Regex: Remove Commas within quotes


I'm using NiFi and I have a series of JSONs that look like this:

{
  "url": "RETURNED URL",
  "repository_url": "RETURNED URL",
  "labels_url": "RETURNED URL",
  "comments_url": "RETURNED URL",
  "events_url": "RETURNED URL",
  "html_url": "RETURNED URL",
  "id": "RETURNED_ID",
  "node_id": "RETURNED id",
  "number": 10,
    ...
  "author_association": "xxxx",
  "active_lock_reason": null,
  "body": "text text text, text text, text text text, text, text text",
  "performed_via_github_app": null
}

My focus is on the "body" attribute. Because I'm merging them into one giant JSON to convert into a csv, I need the commas within the "body" text to go away (to help with possible NLP later down the road as well). I know I can just use the replace text, but capturing the commas themselves is the part I'm struggling with. So far I have the following:

((?<="body"\s:\s").*(?=",))

Every guide I look at, though, doesn't match the commas within the quotes.

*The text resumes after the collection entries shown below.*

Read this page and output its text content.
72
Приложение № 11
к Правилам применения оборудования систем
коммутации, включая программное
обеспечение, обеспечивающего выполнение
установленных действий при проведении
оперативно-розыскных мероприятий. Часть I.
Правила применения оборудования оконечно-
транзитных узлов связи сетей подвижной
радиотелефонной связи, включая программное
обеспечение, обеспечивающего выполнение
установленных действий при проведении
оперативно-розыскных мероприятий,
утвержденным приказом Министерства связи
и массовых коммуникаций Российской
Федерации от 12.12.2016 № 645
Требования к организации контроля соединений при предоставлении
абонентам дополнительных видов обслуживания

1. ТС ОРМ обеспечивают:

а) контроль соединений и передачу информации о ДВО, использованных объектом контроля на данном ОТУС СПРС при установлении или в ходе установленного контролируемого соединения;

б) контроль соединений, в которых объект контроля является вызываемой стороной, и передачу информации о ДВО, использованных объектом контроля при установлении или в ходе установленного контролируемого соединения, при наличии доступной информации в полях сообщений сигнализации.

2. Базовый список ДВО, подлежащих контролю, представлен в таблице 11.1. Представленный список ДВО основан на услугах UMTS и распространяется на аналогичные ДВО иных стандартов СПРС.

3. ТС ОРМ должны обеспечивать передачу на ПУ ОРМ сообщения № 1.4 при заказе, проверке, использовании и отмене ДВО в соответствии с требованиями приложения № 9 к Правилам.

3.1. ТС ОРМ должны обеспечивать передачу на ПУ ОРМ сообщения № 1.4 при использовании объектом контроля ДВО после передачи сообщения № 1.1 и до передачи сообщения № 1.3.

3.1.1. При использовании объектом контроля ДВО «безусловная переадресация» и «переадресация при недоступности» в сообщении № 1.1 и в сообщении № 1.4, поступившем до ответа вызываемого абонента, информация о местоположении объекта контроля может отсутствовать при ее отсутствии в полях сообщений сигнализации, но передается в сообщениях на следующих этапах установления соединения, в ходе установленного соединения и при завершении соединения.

Any suggestions?


Solution

  • You can use

    (\G(?!^)|\"body\"\s*:\s*\")([^\",]*),
    

    In case there are escape sequences in the string use

    (\G(?!^)|\"body\"\s*:\s*\")([^\",\\]*(?:\\.[^\",\\]*)*),
    

    See the regex demo (and regex demo #2), replace with $1$2.

    Details:

    • (\G(?!^)|\"body\"\s*:\s*\") - Group 1: end of the previous match or "body", zero or more whitespaces, :, zero or more whitespaces
    • ([^\",]*) - Group 2 ($2): any zero or more chars other than " and ,
    • , - a comma (to be removed/replaced).